O papel didático dos líderes
por Brizola Neto, no blog Tijolaço
Peço perdão por escrever na primeira pessoa, mas é necessário.
Em 2005, quando estive na Venezuela, tinha – e o confesso – uma certa reserva em relação a Hugo Chávez.
Embora o considerasse um líder popular de grande valor, não conhecia suas qualidades intelectuais e, com preconceito, achava que não eram grandes.
Mas,coincidentemente, eu estava vendo televisão no dia da Independência. Intrigou-me o insólito, para quem acompanha os nossos desfiles aqui, de ver soldados do Exército vestidos com uniformes de quase dois séculos, executando grandes coreografias das batalhas que levaram à independência do país, com cargas, recuos e uma representação dos revezes e vitórias daqueles combates.
Pouco mais tarde, assisti também Chávez falar na cerimônia do das “actas de la independencia” , onde se registraram as decisões de livrar o país do jugo espanhol.
Falou por quase duas horas. E, confesso, nunca tive a oportunidade de aprender tanto sobre a relação das guerras napoleônicas, no início do século 19, na Europa e os movimentos de libertação na América Latina – e olhem que a nossa, em 1822, tem também nelas a sua raiz.
A fala era simples, mas com momentos de arroubos e metáforas.
Naquela ocasião, um mês depois da morte de Brizola, fiquei pensando: porque certos líderes falam tanto, de maneira tão original e tão presos a contar a história de seus países e vidas?

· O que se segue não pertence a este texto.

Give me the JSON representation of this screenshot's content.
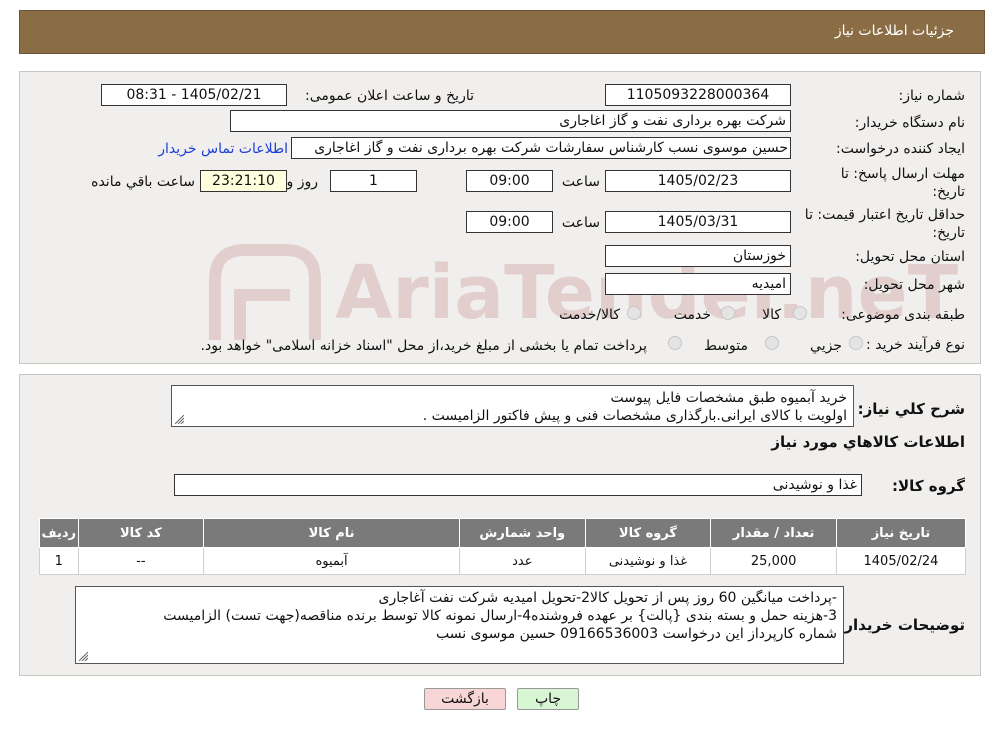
{
  "page_title": "جزئیات اطلاعات نیاز",
  "need_number": {
    "label": "شماره نیاز:",
    "value": "1105093228000364"
  },
  "announce_datetime": {
    "label": "تاریخ و ساعت اعلان عمومی:",
    "value": "1405/02/21 - 08:31"
  },
  "buyer_org": {
    "label": "نام دستگاه خریدار:",
    "value": "شرکت بهره برداری نفت و گاز اغاجاری"
  },
  "requester": {
    "label": "ایجاد کننده درخواست:",
    "value": "حسین موسوی نسب کارشناس سفارشات شرکت بهره برداری نفت و گاز اغاجاری",
    "contact_link": "اطلاعات تماس خریدار"
  },
  "reply_deadline": {
    "label": "مهلت ارسال پاسخ: تا تاریخ:",
    "date": "1405/02/23",
    "time_label": "ساعت",
    "time": "09:00",
    "days": "1",
    "days_label": "روز و",
    "remaining": "23:21:10",
    "remaining_label": "ساعت باقي مانده"
  },
  "price_validity": {
    "label": "حداقل تاریخ اعتبار قیمت: تا تاریخ:",
    "date": "1405/03/31",
    "time_label": "ساعت",
    "time": "09:00"
  },
  "delivery_province": {
    "label": "استان محل تحویل:",
    "value": "خوزستان"
  },
  "delivery_city": {
    "label": "شهر محل تحویل:",
    "value": "امیدیه"
  },
  "category": {
    "label": "طبقه بندی موضوعی:",
    "options": [
      "کالا",
      "خدمت",
      "کالا/خدمت"
    ]
  },
  "purchase_type": {
    "label": "نوع فرآیند خرید :",
    "options": [
      "جزيي",
      "متوسط"
    ],
    "note": "پرداخت تمام یا بخشی از مبلغ خرید،از محل \"اسناد خزانه اسلامی\" خواهد بود."
  },
  "summary": {
    "label": "شرح کلي نياز:",
    "lines": [
      "خرید آبمیوه  طبق مشخصات فایل پیوست",
      "اولویت با کالای ایرانی.بارگذاری مشخصات فنی و پیش فاکتور الزامیست ."
    ]
  },
  "goods_info_title": "اطلاعات کالاهاي مورد نياز",
  "goods_group": {
    "label": "گروه کالا:",
    "value": "غذا و نوشیدنی"
  },
  "table": {
    "headers": [
      "رديف",
      "کد کالا",
      "نام کالا",
      "واحد شمارش",
      "گروه کالا",
      "تعداد / مقدار",
      "تاریخ نیاز"
    ],
    "rows": [
      [
        "1",
        "--",
        "آبمیوه",
        "عدد",
        "غذا و نوشیدنی",
        "25,000",
        "1405/02/24"
      ]
    ]
  },
  "buyer_notes": {
    "label": "توضیحات خریدار:",
    "lines": [
      "-پرداخت میانگین 60 روز پس از تحویل کالا2-تحویل امیدیه شرکت نفت آغاجاری",
      "3-هزینه حمل  و بسته بندی {پالت} بر عهده فروشنده4-ارسال نمونه کالا توسط برنده مناقصه(جهت تست) الزامیست",
      "شماره کارپرداز این درخواست 09166536003 حسین موسوی نسب"
    ]
  },
  "buttons": {
    "print": "چاپ",
    "back": "بازگشت"
  },
  "watermark_text": "AriaTender.neT",
  "colors": {
    "header_bg": "#8b6d45",
    "panel_bg": "#f0efed",
    "table_header_bg": "#7a7a7a",
    "back_button_bg": "#f8d6d6",
    "print_button_bg": "#d8f5d4",
    "link": "#1a3fd6"
  }
}
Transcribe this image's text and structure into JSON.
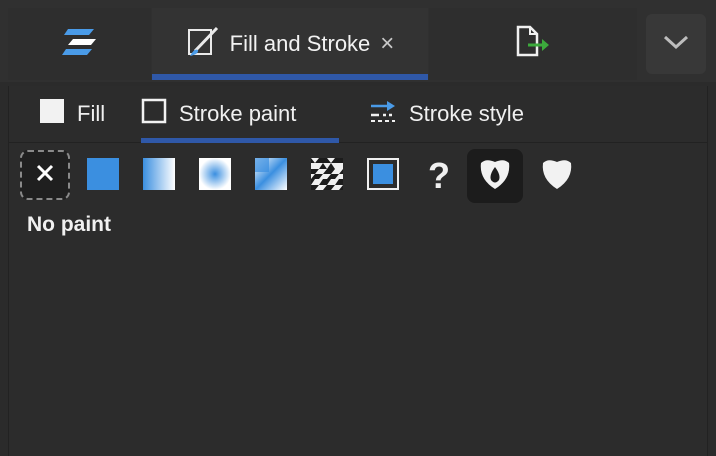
{
  "dock": {
    "active_tab_title": "Fill and Stroke",
    "close_glyph": "×",
    "tabs": [
      {
        "icon": "align-distribute-icon"
      },
      {
        "icon": "fill-and-stroke-icon",
        "title": "Fill and Stroke"
      },
      {
        "icon": "export-icon"
      }
    ],
    "menu_icon": "chevron-down-icon"
  },
  "subtabs": [
    {
      "label": "Fill",
      "icon": "fill-swatch-icon"
    },
    {
      "label": "Stroke paint",
      "icon": "stroke-swatch-icon",
      "active": true
    },
    {
      "label": "Stroke style",
      "icon": "stroke-style-icon"
    }
  ],
  "paint_modes": [
    {
      "name": "no-paint",
      "selected": true
    },
    {
      "name": "flat-color"
    },
    {
      "name": "linear-gradient"
    },
    {
      "name": "radial-gradient"
    },
    {
      "name": "mesh-gradient"
    },
    {
      "name": "pattern"
    },
    {
      "name": "swatch"
    },
    {
      "name": "unset",
      "glyph": "?"
    },
    {
      "name": "fill-rule-evenodd",
      "active": true
    },
    {
      "name": "fill-rule-nonzero"
    }
  ],
  "status_text": "No paint",
  "colors": {
    "accent": "#2f58a8",
    "paint_blue": "#3b8fe0",
    "export_green": "#3caa3c"
  }
}
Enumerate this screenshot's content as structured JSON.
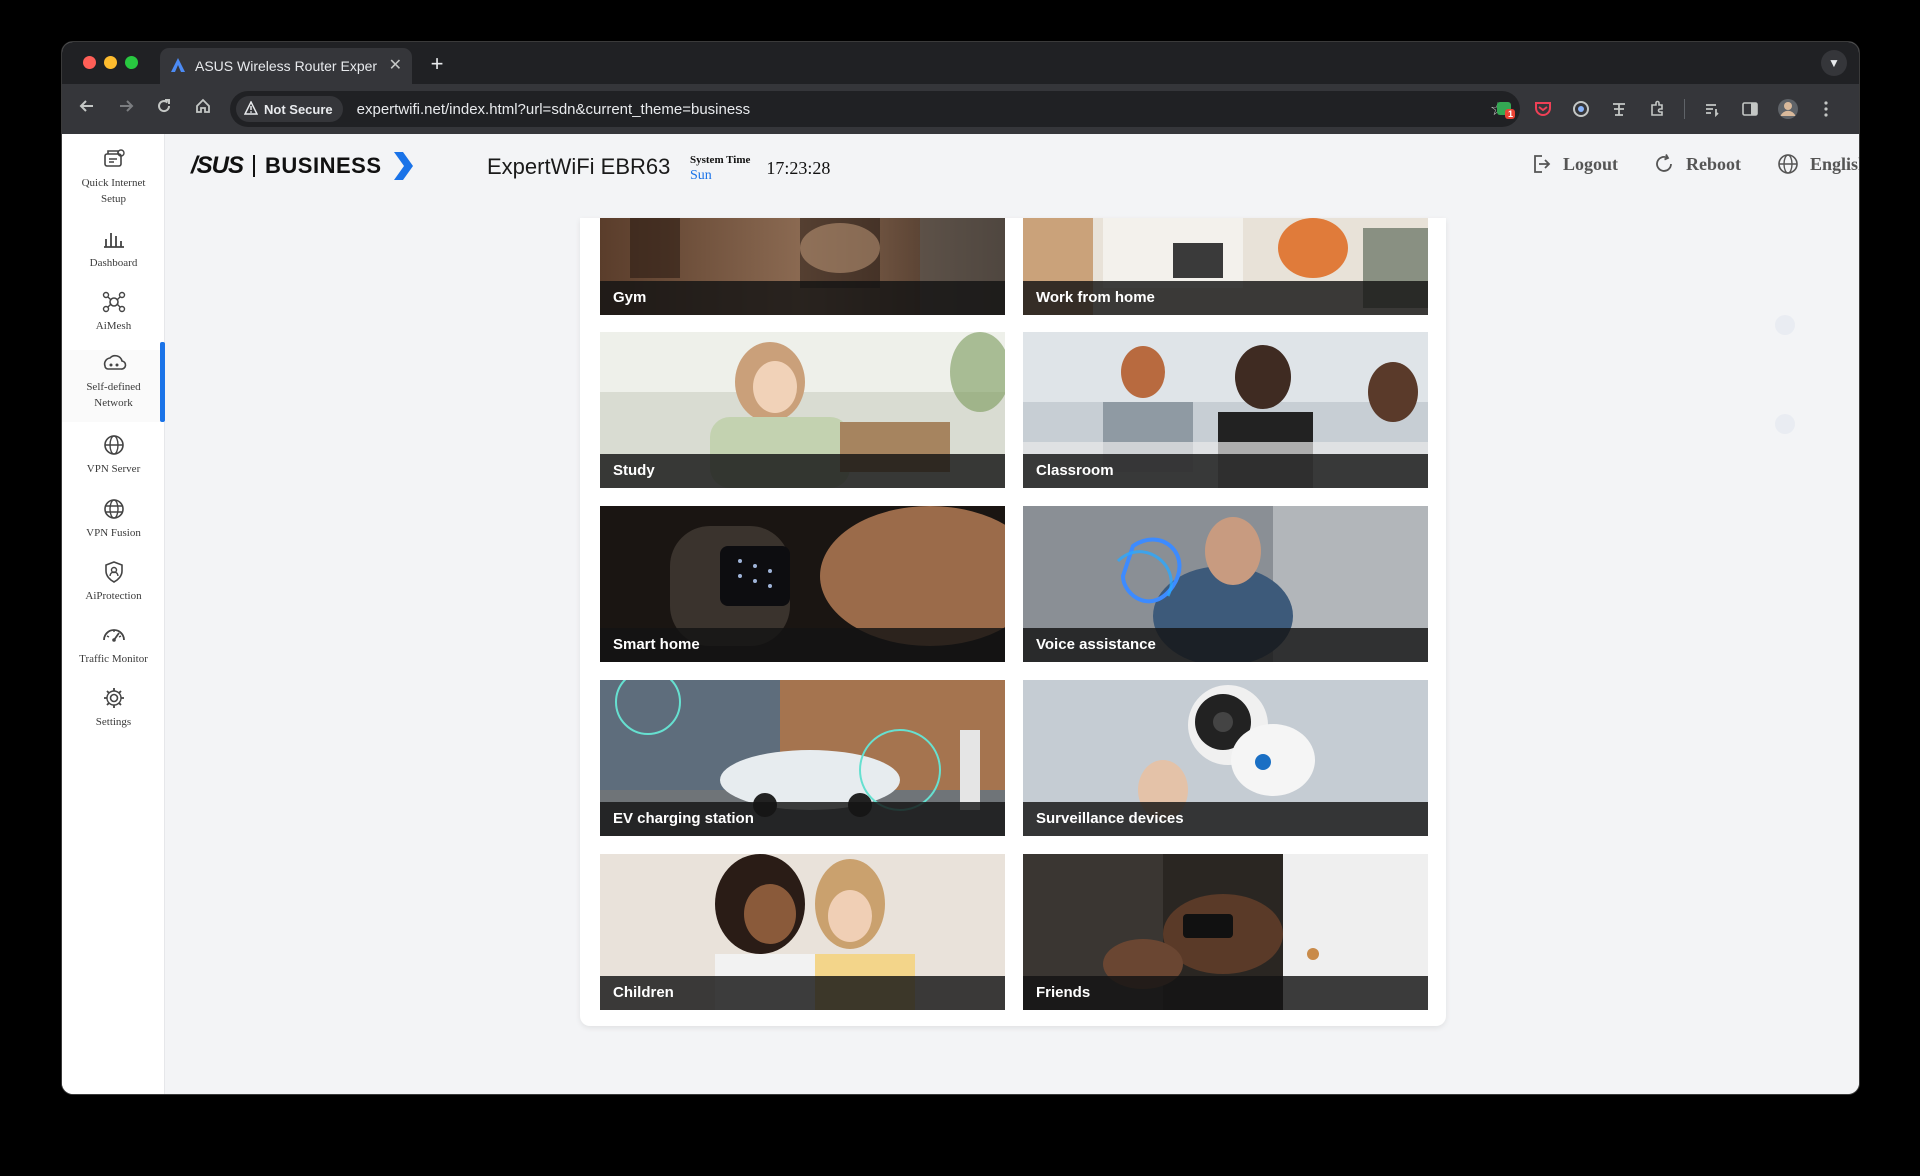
{
  "browser": {
    "tab_title": "ASUS Wireless Router Exper",
    "security_label": "Not Secure",
    "url": "expertwifi.net/index.html?url=sdn&current_theme=business",
    "ext_badge": "1"
  },
  "brand": {
    "logo_text": "/SUS",
    "business": "BUSINESS",
    "model": "ExpertWiFi EBR63"
  },
  "system_time": {
    "label": "System Time",
    "day": "Sun",
    "clock": "17:23:28"
  },
  "header_actions": {
    "logout": "Logout",
    "reboot": "Reboot",
    "language": "English"
  },
  "sidebar": {
    "items": [
      {
        "label": "Quick Internet Setup",
        "icon": "quick-setup-icon"
      },
      {
        "label": "Dashboard",
        "icon": "dashboard-icon"
      },
      {
        "label": "AiMesh",
        "icon": "aimesh-icon"
      },
      {
        "label": "Self-defined Network",
        "icon": "sdn-icon"
      },
      {
        "label": "VPN Server",
        "icon": "vpn-server-icon"
      },
      {
        "label": "VPN Fusion",
        "icon": "vpn-fusion-icon"
      },
      {
        "label": "AiProtection",
        "icon": "aiprotection-icon"
      },
      {
        "label": "Traffic Monitor",
        "icon": "traffic-monitor-icon"
      },
      {
        "label": "Settings",
        "icon": "settings-icon"
      }
    ],
    "active_index": 3
  },
  "scenarios": [
    {
      "label": "Gym"
    },
    {
      "label": "Work from home"
    },
    {
      "label": "Study"
    },
    {
      "label": "Classroom"
    },
    {
      "label": "Smart home"
    },
    {
      "label": "Voice assistance"
    },
    {
      "label": "EV charging station"
    },
    {
      "label": "Surveillance devices"
    },
    {
      "label": "Children"
    },
    {
      "label": "Friends"
    }
  ],
  "colors": {
    "accent": "#1a73e8",
    "caption_bg": "#141414",
    "chrome_dark": "#202124"
  }
}
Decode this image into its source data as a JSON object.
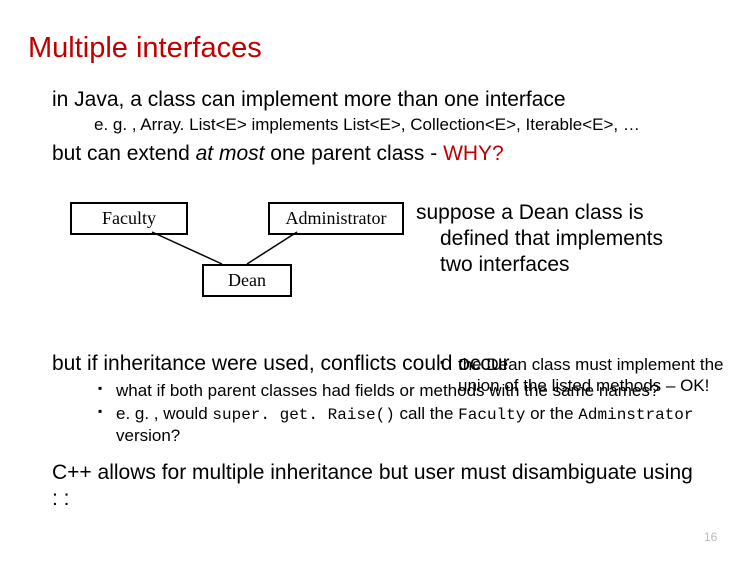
{
  "title": "Multiple interfaces",
  "line1": "in Java, a class can implement more than one interface",
  "eg": "e. g. , Array. List<E> implements List<E>, Collection<E>, Iterable<E>, …",
  "line2_a": "but can extend ",
  "line2_b": "at most",
  "line2_c": " one parent class - ",
  "line2_d": "WHY?",
  "box_faculty": "Faculty",
  "box_admin": "Administrator",
  "box_dean": "Dean",
  "suppose_l1": "suppose a Dean class is",
  "suppose_l2": "defined that implements",
  "suppose_l3": "two interfaces",
  "dean_b1": "the Dean class must implement the union of the listed methods",
  "dean_b_tail": " – OK!",
  "conflicts": "but if inheritance were used, conflicts could occur",
  "c_b1": "what if both parent classes had fields or methods with the same names?",
  "c_b2_a": "e. g. , would ",
  "c_b2_code1": "super. get. Raise()",
  "c_b2_b": " call the ",
  "c_b2_code2": "Faculty",
  "c_b2_c": " or the ",
  "c_b2_code3": "Adminstrator",
  "c_b2_d": " version?",
  "cpp_a": "C++ allows for multiple inheritance but user must disambiguate using ",
  "cpp_b": ": :",
  "page_number": "16"
}
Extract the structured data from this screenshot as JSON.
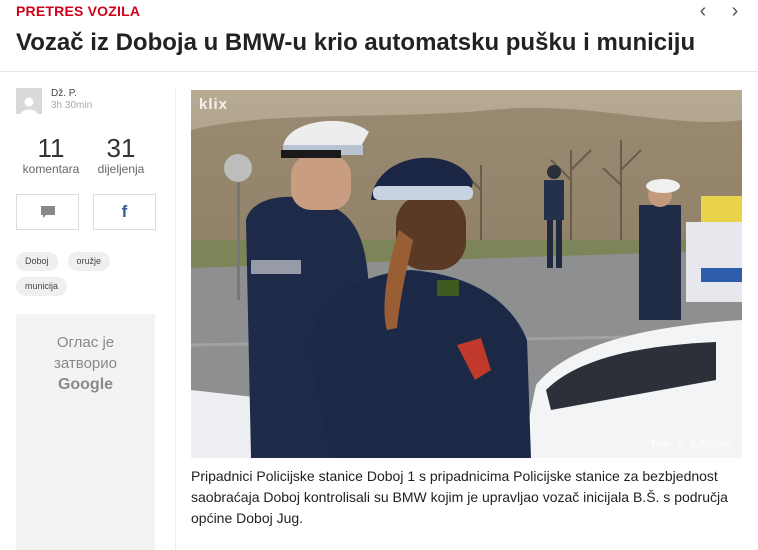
{
  "header": {
    "category": "PRETRES VOZILA",
    "title": "Vozač iz Doboja u BMW-u krio automatsku pušku i municiju",
    "nav_prev": "‹",
    "nav_next": "›"
  },
  "author": {
    "name": "Dž. P.",
    "time": "3h 30min"
  },
  "stats": {
    "comments_count": "11",
    "comments_label": "komentara",
    "shares_count": "31",
    "shares_label": "dijeljenja"
  },
  "share": {
    "facebook_glyph": "f"
  },
  "tags": [
    "Doboj",
    "oružje",
    "municija"
  ],
  "ad": {
    "line1": "Оглас је",
    "line2": "затворио",
    "brand": "Google"
  },
  "photo": {
    "watermark": "klix",
    "credit": "Foto: D. S./Klix.ba"
  },
  "caption": "Pripadnici Policijske stanice Doboj 1 s pripadnicima Policijske stanice za bezbjednost saobraćaja Doboj kontrolisali su BMW kojim je upravljao vozač inicijala B.Š. s područja općine Doboj Jug.",
  "colors": {
    "accent": "#d0021b",
    "facebook": "#3b5998"
  }
}
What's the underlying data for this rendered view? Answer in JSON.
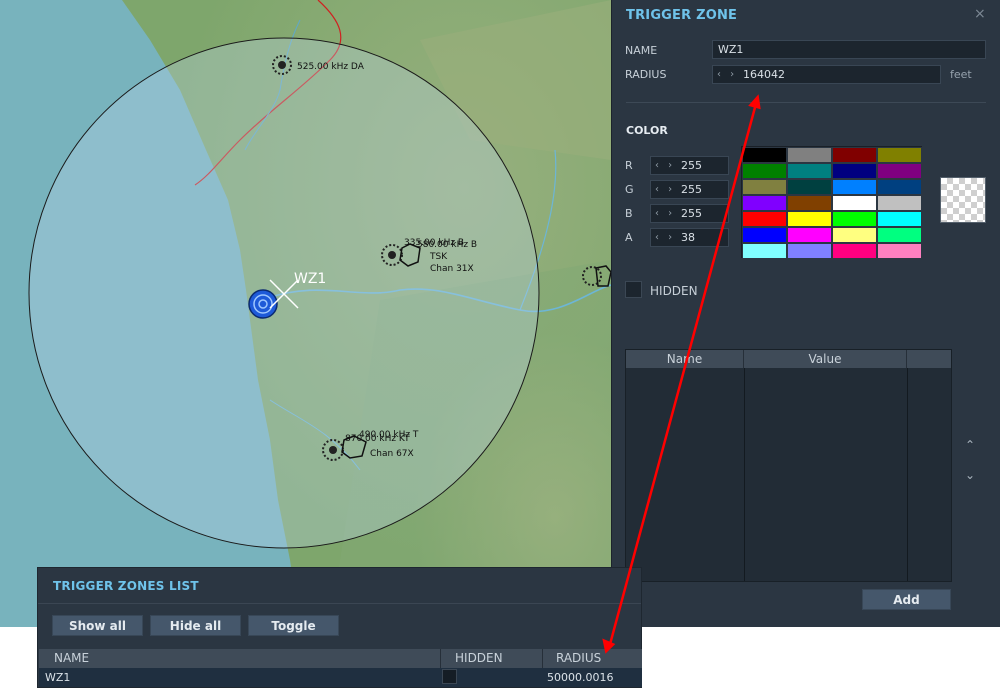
{
  "map": {
    "zone_label": "WZ1",
    "beacon_ndb_da": "525.00 kHz DA",
    "beacon_b_freq_a": "335.00 kHz B",
    "beacon_b_freq_b": "580.00 kHz B",
    "beacon_b_tacan_id": "TSK",
    "beacon_b_tacan_chan": "Chan 31X",
    "beacon_t_freq_a": "490.00 kHz T",
    "beacon_t_freq_b": "870.00 kHz KT",
    "beacon_t_tacan_chan": "Chan 67X"
  },
  "trigger_zone": {
    "title": "TRIGGER ZONE",
    "close_glyph": "×",
    "name_label": "NAME",
    "name_value": "WZ1",
    "radius_label": "RADIUS",
    "radius_value": "164042",
    "radius_unit": "feet",
    "color_heading": "COLOR",
    "channels": [
      {
        "label": "R",
        "value": "255"
      },
      {
        "label": "G",
        "value": "255"
      },
      {
        "label": "B",
        "value": "255"
      },
      {
        "label": "A",
        "value": "38"
      }
    ],
    "palette": [
      "#000000",
      "#808080",
      "#800000",
      "#808000",
      "#008000",
      "#008080",
      "#000080",
      "#800080",
      "#808040",
      "#004040",
      "#0080ff",
      "#004080",
      "#8000ff",
      "#804000",
      "#ffffff",
      "#c0c0c0",
      "#ff0000",
      "#ffff00",
      "#00ff00",
      "#00ffff",
      "#0000ff",
      "#ff00ff",
      "#ffff80",
      "#00ff80",
      "#80ffff",
      "#8080ff",
      "#ff0080",
      "#ff80c0"
    ],
    "hidden_label": "HIDDEN",
    "table_headers": [
      "Name",
      "Value"
    ],
    "add_label": "Add",
    "up_glyph": "⌃",
    "down_glyph": "⌄"
  },
  "zones_list": {
    "title": "TRIGGER ZONES LIST",
    "buttons": [
      "Show all",
      "Hide all",
      "Toggle"
    ],
    "columns": [
      "NAME",
      "HIDDEN",
      "RADIUS"
    ],
    "rows": [
      {
        "name": "WZ1",
        "radius": "50000.0016"
      }
    ]
  },
  "colors": {
    "accent": "#6fc3ea",
    "panel_bg": "#2b3642",
    "annotation_arrow": "#ff0000"
  }
}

Muitas vezes penso nisso, quando vejo a objetividade marqueteira que tomou conta de nosso discurso político, o desaprendizado de nossa história, a pobreza intelectual fantasiada em termos pedantes ou sofisticados que tomou conta da vida pública – e nisso não estão apenas os partidos e os governos, mas a imprensa, a intelectualidade, os “profissionais” e o “politicamente correto”.
Sábados chuvosos são propícios a dores nas juntas e a reflexões aparentemente descabidas como esta.
Mas, como nos sobra algum tempo, achei que devia reproduzir o vídeo acima, que reproduz o diálogo entre Hugo Chávez e Cristina Kirchner, num encontro entre ambos esta semana, durante a cúpula da América Latina e do Caribe, em Caracas, capital venezuelana.
Faria Duda Mendonça e Nizan Guanaes, os nossos papas da marquetagem política ter uma síncope ver dois presidentes conversando assim, diante das câmaras de televisão.
Mas é, para quem tem capacidade para ouvir algo diferente do som oco da política, uma aula, não só de história, mas também do papel didático que os líderes populares devem ter: o de ajudar seu povo a compreender sua história, a entender-se com parte de uma grande marcha humana e a eles, líderes, não como indivíduos apenas, mas como personagens de um processo social que cruza o tempo, ora evidente e agitado, ora subterâneo e silencioso.
Se puder, assista. O castelhano é, com um pouco de esforço, compreensível. Uma ou outra referência histórica que nos falte é insignificante. O sentido geral da liberdade e da afirmação dos povos está ali, nítido, evidente, sonoro. A simplicidade que marca os grandes, também.